To obtain the 3.5% development price, the city tasks it would certainly require to increase it from the present 54.159 cents per $100 of evaluation to 55.406 cents.
It can legitimately increase it also higher, to 55.862 cents per $100 of evaluation, by surrendering a few of the boost it really did not utilize in previous years– referred to as the extra increment.

Those quotes go through transform based upon interest locals’ home evaluations, which will certainly remain to decrease the city’s taxed worths throughout the summertime.
” There’s a great deal of job happening with the Assessment Area now,” Walsh informed the council on Friday. “Yet as it stands, we’re are expecting unfavorable development in our base taxed worths, which hasn’t took place considering that the consequences of the 2009 economic downturn.”
CPS Power earnings
According to the city’s most current forecasts, small renovations in sales tax obligation earnings and CPS Power earnings had actually aided relieve the immediate demand for cuts in this autumn’s spending plan.
Yet without huge projecting adjustments, the city approximates that it can have a greater than $150 million shortage by 2027.
To address that problem, city leaders stated Friday that they intended to push time out on a current strategy to reinvest CPS Power earnings right into capitol tasks at the city-owned energy– rather scheduling that cash for the city’s very own operating budget.
CPS Power’s capacity to market power onto the Texas grid has actually been one intense area in the city’s earnings version, and in 2014 city leaders crafted a contract to utilize a few of that cash to assist the energy business ward off future price rises.

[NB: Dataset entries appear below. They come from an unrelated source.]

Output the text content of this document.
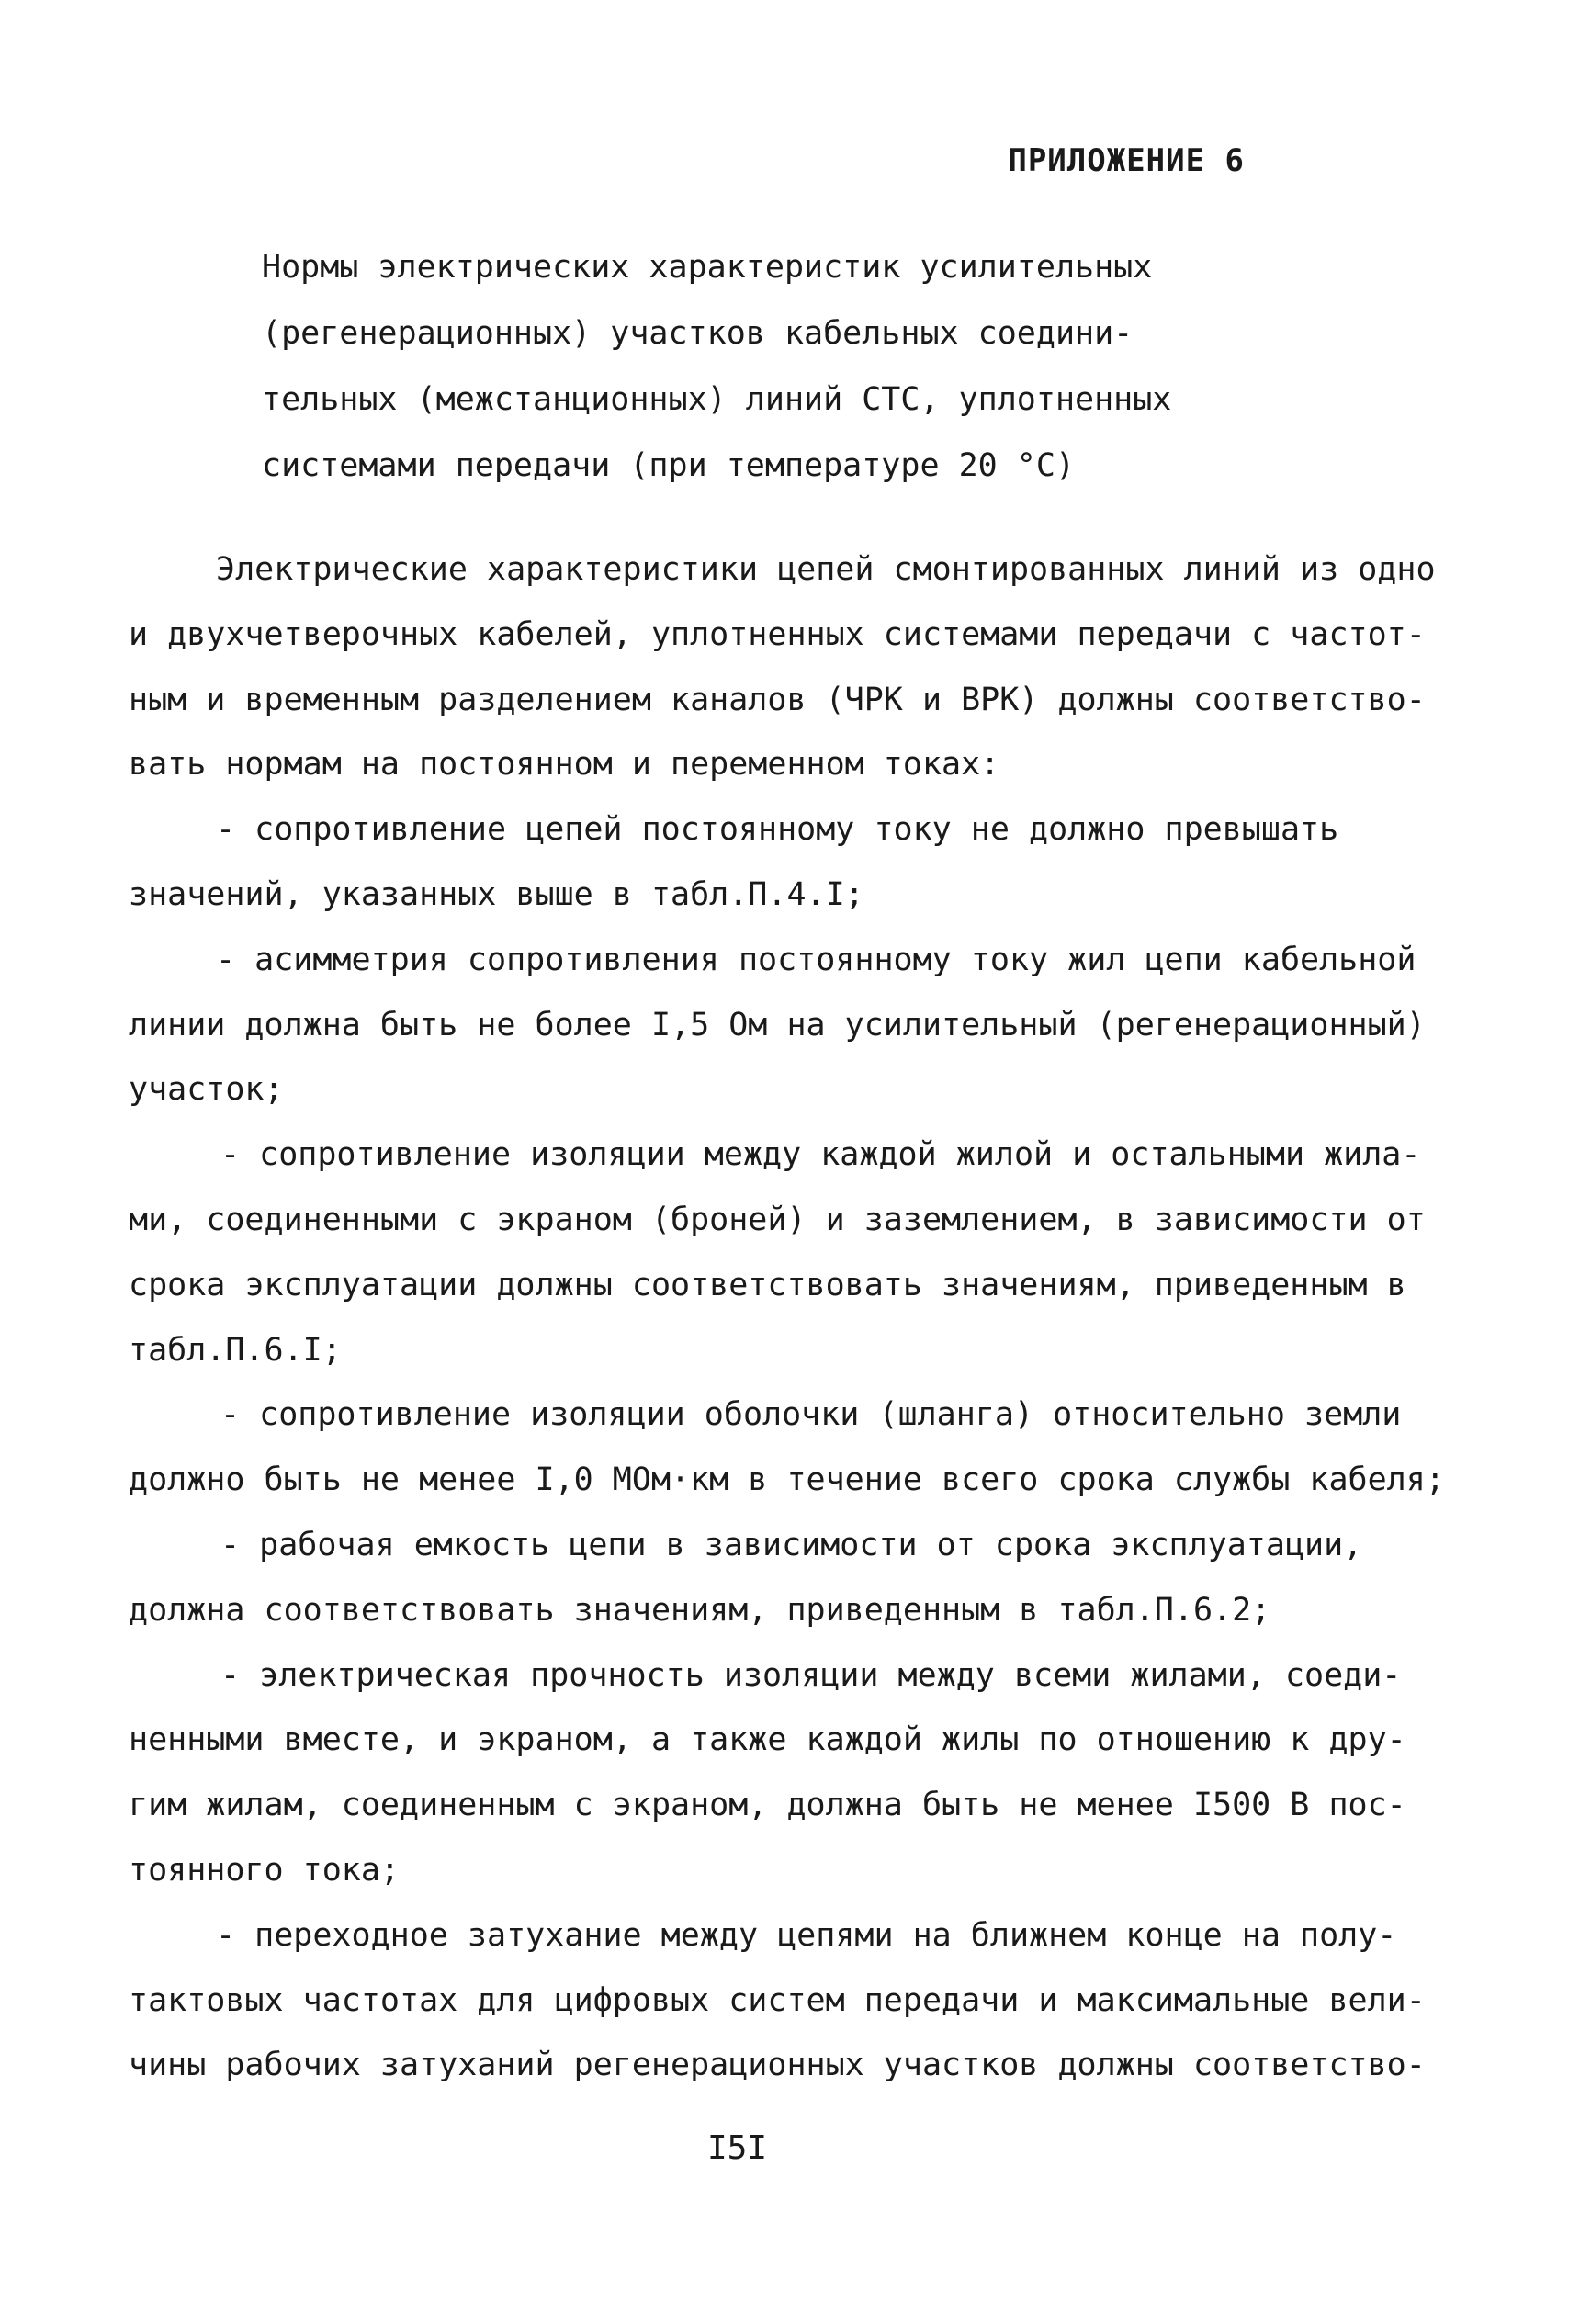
ПРИЛОЖЕНИЕ 6
Нормы электрических характеристик усилительных
(регенерационных) участков кабельных соедини-
тельных (межстанционных) линий СТС, уплотненных
системами передачи (при температуре 20 °С)
Электрические характеристики цепей смонтированных линий из одно
и двухчетверочных кабелей, уплотненных системами передачи с частот-
ным и временным разделением каналов (ЧРК и ВРК) должны соответство-
вать нормам на постоянном и переменном токах:
- сопротивление цепей постоянному току не должно превышать
значений, указанных выше в табл.П.4.I;
- асимметрия сопротивления постоянному току жил цепи кабельной
линии должна быть не более I,5 Ом на усилительный (регенерационный)
участок;
- сопротивление изоляции между каждой жилой и остальными жила-
ми, соединенными с экраном (броней) и заземлением, в зависимости от
срока эксплуатации должны соответствовать значениям, приведенным в
табл.П.6.I;
- сопротивление изоляции оболочки (шланга) относительно земли
должно быть не менее I,0 МОм·км в течение всего срока службы кабеля;
- рабочая емкость цепи в зависимости от срока эксплуатации,
должна соответствовать значениям, приведенным в табл.П.6.2;
- электрическая прочность изоляции между всеми жилами, соеди-
ненными вместе, и экраном, а также каждой жилы по отношению к дру-
гим жилам, соединенным с экраном, должна быть не менее I500 В пос-
тоянного тока;
- переходное затухание между цепями на ближнем конце на полу-
тактовых частотах для цифровых систем передачи и максимальные вели-
чины рабочих затуханий регенерационных участков должны соответство-
I5I
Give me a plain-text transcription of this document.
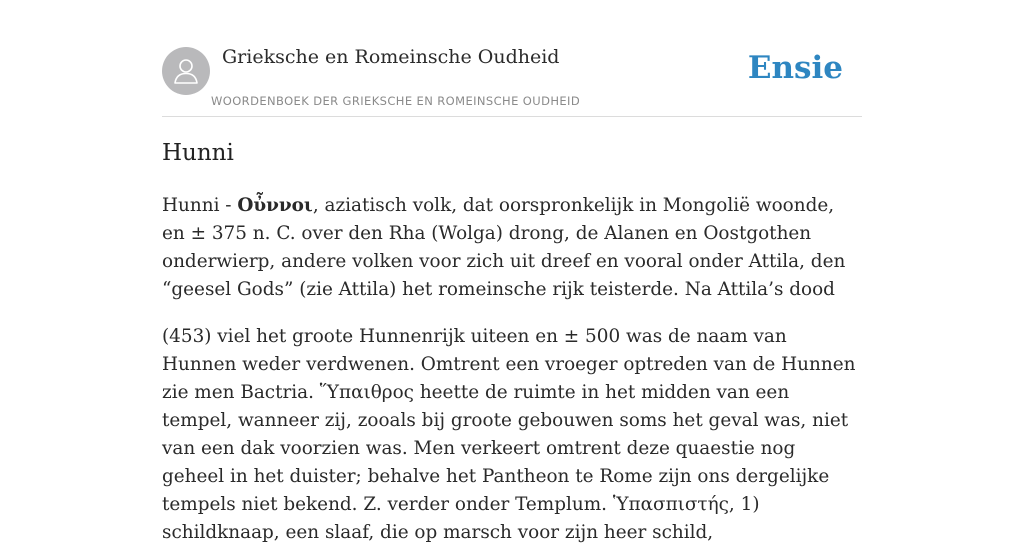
Grieksche en Romeinsche Oudheid
WOORDENBOEK DER GRIEKSCHE EN ROMEINSCHE OUDHEID
Ensie
Hunni

Hunni - Οὖννοι, aziatisch volk, dat oorspronkelijk in Mongolië woonde, en ± 375 n. C. over den Rha (Wolga) drong, de Alanen en Oostgothen onderwierp, andere volken voor zich uit dreef en vooral onder Attila, den “geesel Gods” (zie Attila) het romeinsche rijk teisterde. Na Attila’s dood

(453) viel het groote Hunnenrijk uiteen en ± 500 was de naam van Hunnen weder verdwenen. Omtrent een vroeger optreden van de Hunnen zie men Bactria. Ὕπαιθρος heette de ruimte in het midden van een tempel, wanneer zij, zooals bij groote gebouwen soms het geval was, niet van een dak voorzien was. Men verkeert omtrent deze quaestie nog geheel in het duister; behalve het Pantheon te Rome zijn ons dergelijke tempels niet bekend. Z. verder onder Templum. Ὑπασπιστής, 1) schildknaap, een slaaf, die op marsch voor zijn heer schild,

In its very first year the city returned around $26 million to the energy business under that plan, however in a remarkable about-face, the city’s Principal Financial Policeman Ben Gorzell stated Friday that it ought to resist on such reinvestments for the following 2 years.
Doing so can give approximately $60 million to assist the city fill spaces in its spending plan, according to city forecasts.
” We constantly wish to check out our very own monetary setting, influence to solutions, [and the] influence to the neighborhood,” Gorzell stated. “Considered that plan and the means we structured it, we are suggesting … to schedule this $59.3 million to assist us attend to the space– the considerable space– that we have in FY 2027.”